Deutéronome 34.1-12
1Moïse monta des plaines de Moab sur le mont Nebo, au sommet du Pisga, vis-à-vis de Jéricho. Et l’Eternel lui fit voir tout le pays: Galaad jusqu’à Dan, 2tout Nephthali, le pays d’Ephraïm et de Manassé, tout le pays de Juda jusqu’à la mer occidentale, 3le midi, les environs du Jourdain, la vallée de Jéricho, la ville des palmiers, jusqu’à Tsoar. 4L’Eternel lui dit: C’est là le pays que j’ai juré de donner à Abraham, à Isaac et à Jacob, en disant: Je le donnerai à ta postérité. Je te l’ai fait voir de tes yeux; mais tu n’y entreras point. 5Moïse, serviteur de l’Eternel, mourut là, dans le pays de Moab, selon l’ordre de l’Eternel. 6Et l’Eternel l’enterra dans la vallée, au pays de Moab, vis-à-vis de Beth-Peor. Personne n’a connu son sépulcre jusqu’à ce jour. 7Moïse était âgé de cent vingt ans lorsqu’il mourut; sa vue n’était point affaiblie, et sa vigueur n’était point passée. 8Les enfants d’Israël pleurèrent Moïse pendant trente jours, dans les plaines de Moab; et ces jours de pleurs et de deuil sur Moïse arrivèrent à leur terme.
9Josué, fils de Nun, était rempli de l’esprit de sagesse, car Moïse avait posé ses mains sur lui. Les enfants d’Israël lui obéirent, et se conformèrent aux ordres que l’Eternel avait donnés à Moïse. 10Il n’a plus paru en Israël de prophète semblable à Moïse, que l’Eternel connaissait face à face. 11Nul ne peut lui être comparé pour tous les signes et les miracles que Dieu l’envoya faire au pays d’Egypte contre Pharaon, contre ses serviteurs et contre tout son pays, 12et pour tous les prodiges de terreur que Moïse accomplit à main forte sous les yeux de tout Israël.
Psaume 901Prière de Moïse, homme de Dieu. Seigneur! tu as été pour nous un refuge, De génération en génération.
2Avant que les montagnes fussent nées, Et que tu eusses créé la terre et le monde, D’éternité en éternité tu es Dieu.
3Tu fais rentrer les hommes dans la poussière, Et tu dis: Fils de l’homme, retournez!
4Car mille ans sont, à tes yeux, Comme le jour d’hier, quand il n’est plus, Et comme une veille de la nuit.

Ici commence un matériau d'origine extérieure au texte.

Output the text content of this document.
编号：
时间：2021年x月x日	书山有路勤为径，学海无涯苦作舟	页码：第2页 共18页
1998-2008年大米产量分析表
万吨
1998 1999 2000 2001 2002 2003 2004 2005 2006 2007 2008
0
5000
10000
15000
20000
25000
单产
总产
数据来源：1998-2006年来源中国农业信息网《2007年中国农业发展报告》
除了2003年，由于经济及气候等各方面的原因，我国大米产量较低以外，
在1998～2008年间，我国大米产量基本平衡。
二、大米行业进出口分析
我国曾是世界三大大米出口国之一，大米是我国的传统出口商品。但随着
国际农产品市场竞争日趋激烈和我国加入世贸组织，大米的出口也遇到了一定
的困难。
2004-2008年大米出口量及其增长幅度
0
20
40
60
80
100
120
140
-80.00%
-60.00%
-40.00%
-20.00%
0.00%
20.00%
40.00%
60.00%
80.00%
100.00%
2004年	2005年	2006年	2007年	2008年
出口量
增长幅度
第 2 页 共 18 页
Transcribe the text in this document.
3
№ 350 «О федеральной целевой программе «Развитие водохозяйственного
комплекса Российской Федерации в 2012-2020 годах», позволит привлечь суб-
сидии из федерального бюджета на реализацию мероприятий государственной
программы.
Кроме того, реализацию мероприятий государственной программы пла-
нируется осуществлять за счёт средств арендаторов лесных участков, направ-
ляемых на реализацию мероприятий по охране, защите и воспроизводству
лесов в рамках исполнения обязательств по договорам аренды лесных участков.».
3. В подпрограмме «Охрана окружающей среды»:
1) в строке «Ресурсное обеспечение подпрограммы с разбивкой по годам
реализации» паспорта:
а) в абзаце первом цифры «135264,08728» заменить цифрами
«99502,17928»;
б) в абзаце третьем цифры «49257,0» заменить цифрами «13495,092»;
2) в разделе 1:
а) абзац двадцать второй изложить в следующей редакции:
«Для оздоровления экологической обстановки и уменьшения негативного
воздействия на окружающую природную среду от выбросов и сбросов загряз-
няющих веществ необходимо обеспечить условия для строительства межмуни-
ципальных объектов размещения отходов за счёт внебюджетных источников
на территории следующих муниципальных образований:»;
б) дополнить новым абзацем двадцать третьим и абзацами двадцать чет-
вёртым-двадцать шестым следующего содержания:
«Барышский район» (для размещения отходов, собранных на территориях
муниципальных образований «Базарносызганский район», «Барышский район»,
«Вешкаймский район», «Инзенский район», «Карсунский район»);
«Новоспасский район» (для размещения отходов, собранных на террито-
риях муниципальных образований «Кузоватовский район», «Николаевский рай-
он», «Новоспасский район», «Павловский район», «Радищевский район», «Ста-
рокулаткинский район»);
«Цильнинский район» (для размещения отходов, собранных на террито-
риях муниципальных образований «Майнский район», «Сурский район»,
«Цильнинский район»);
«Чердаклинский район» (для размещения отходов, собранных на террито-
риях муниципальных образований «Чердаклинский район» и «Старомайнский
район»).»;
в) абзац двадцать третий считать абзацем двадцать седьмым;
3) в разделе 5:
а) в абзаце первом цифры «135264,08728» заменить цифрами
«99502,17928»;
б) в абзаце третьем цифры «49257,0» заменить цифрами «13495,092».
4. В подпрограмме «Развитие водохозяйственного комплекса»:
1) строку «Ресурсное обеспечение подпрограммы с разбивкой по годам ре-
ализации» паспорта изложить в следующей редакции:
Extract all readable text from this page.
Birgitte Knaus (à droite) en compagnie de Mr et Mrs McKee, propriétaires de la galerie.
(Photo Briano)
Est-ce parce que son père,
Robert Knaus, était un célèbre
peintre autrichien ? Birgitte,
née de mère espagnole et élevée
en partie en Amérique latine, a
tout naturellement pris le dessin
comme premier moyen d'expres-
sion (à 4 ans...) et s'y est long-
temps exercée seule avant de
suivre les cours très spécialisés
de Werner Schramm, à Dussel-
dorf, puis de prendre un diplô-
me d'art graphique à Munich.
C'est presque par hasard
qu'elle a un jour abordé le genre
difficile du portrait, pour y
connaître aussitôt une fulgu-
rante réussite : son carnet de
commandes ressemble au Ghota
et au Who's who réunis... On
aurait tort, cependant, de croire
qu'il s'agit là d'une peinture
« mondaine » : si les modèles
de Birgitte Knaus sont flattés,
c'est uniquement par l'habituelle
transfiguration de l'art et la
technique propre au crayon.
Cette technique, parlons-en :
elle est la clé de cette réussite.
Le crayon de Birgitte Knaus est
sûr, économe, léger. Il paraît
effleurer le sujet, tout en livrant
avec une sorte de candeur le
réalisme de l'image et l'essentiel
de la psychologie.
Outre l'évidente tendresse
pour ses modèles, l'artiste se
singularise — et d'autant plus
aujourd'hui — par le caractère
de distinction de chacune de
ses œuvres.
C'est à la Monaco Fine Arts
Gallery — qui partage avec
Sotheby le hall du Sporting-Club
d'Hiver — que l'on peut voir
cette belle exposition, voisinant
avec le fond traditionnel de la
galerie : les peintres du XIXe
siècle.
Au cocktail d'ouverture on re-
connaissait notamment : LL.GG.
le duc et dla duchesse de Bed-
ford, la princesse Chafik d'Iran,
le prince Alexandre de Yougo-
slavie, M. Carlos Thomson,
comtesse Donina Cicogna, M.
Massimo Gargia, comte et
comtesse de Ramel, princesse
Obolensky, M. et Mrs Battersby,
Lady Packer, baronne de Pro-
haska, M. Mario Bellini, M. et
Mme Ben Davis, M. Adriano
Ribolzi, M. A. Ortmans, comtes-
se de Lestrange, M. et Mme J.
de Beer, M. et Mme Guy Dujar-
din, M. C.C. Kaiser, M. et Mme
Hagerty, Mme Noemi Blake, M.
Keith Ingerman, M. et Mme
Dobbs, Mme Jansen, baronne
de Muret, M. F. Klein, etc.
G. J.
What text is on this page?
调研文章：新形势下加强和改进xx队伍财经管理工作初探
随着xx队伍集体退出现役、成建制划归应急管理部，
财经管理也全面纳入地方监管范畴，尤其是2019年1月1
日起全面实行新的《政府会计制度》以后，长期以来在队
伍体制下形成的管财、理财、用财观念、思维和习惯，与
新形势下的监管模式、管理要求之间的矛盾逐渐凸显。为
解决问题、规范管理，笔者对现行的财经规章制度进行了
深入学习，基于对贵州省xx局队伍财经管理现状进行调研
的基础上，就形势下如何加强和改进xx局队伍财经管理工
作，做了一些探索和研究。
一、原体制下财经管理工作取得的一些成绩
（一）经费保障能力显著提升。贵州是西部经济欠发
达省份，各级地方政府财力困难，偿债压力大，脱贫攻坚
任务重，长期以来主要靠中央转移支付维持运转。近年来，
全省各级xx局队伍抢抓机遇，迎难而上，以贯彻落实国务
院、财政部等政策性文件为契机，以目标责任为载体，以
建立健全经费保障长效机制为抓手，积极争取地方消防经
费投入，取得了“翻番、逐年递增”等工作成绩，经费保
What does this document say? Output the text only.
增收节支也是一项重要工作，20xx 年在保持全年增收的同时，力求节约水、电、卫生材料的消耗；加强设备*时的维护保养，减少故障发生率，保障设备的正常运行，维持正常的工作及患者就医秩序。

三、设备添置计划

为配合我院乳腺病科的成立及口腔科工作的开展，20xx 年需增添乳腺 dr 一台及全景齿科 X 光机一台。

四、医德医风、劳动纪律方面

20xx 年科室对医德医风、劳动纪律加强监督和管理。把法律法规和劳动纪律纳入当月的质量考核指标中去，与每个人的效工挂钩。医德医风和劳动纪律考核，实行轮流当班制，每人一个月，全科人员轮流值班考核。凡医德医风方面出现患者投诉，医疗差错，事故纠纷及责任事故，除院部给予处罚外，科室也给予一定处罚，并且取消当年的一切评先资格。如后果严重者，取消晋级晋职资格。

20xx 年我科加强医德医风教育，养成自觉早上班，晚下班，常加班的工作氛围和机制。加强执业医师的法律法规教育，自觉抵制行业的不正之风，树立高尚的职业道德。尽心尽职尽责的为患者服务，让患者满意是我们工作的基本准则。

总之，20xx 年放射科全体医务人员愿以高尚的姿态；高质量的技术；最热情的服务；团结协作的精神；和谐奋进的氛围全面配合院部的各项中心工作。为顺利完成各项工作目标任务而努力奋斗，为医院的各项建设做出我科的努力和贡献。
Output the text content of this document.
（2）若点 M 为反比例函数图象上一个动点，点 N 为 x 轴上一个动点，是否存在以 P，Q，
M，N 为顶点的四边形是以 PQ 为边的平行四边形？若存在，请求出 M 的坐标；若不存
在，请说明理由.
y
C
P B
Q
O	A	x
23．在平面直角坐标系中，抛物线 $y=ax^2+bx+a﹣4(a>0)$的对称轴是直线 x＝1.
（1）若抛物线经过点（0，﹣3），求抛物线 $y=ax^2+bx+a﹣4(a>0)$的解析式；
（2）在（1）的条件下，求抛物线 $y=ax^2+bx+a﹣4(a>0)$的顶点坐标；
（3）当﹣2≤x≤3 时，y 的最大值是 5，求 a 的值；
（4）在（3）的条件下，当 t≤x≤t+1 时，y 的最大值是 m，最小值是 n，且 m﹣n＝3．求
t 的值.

5Tu les emportes, semblables à un songe, Qui, le matin, passe comme l’herbe:
6Elle fleurit le matin, et elle passe, On la coupe le soir, et elle sèche.
7Nous sommes consumés par ta colère, Et ta fureur nous épouvante.
8Tu mets devant toi nos iniquités, Et à la lumière de ta face nos fautes cachées.
9Tous nos jours disparaissent par ton courroux; Nous voyons nos années s’évanouir comme un son.
10Les jours de nos années s’élèvent à soixante-dix ans, Et, pour les plus robustes, à quatre-vingts ans; Et l’orgueil qu’ils en tirent n’est que peine et misère, Car il passe vite, et nous nous envolons.
11Qui prend garde à la force de ta colère, Et à ton courroux, selon la crainte qui t’est due?
12Enseigne-nous à bien compter nos jours, Afin que nous appliquions notre coeur à la sagesse.
13Reviens, Eternel! Jusques à quand?… Aie pitié de tes serviteurs!
14Rassasie-nous chaque matin de ta bonté, Et nous serons toute notre vie dans la joie et l’allégresse.
15Réjouis-nous autant de jours que tu nous as humiliés, Autant d’années que nous avons vu le malheur.
16Que ton oeuvre se manifeste à tes serviteurs, Et ta gloire sur leurs enfants!
17Que la grâce de l’Eternel, notre Dieu, soit sur nous! Affermis l’ouvrage de nos mains, Oui, affermis l’ouvrage de nos mains!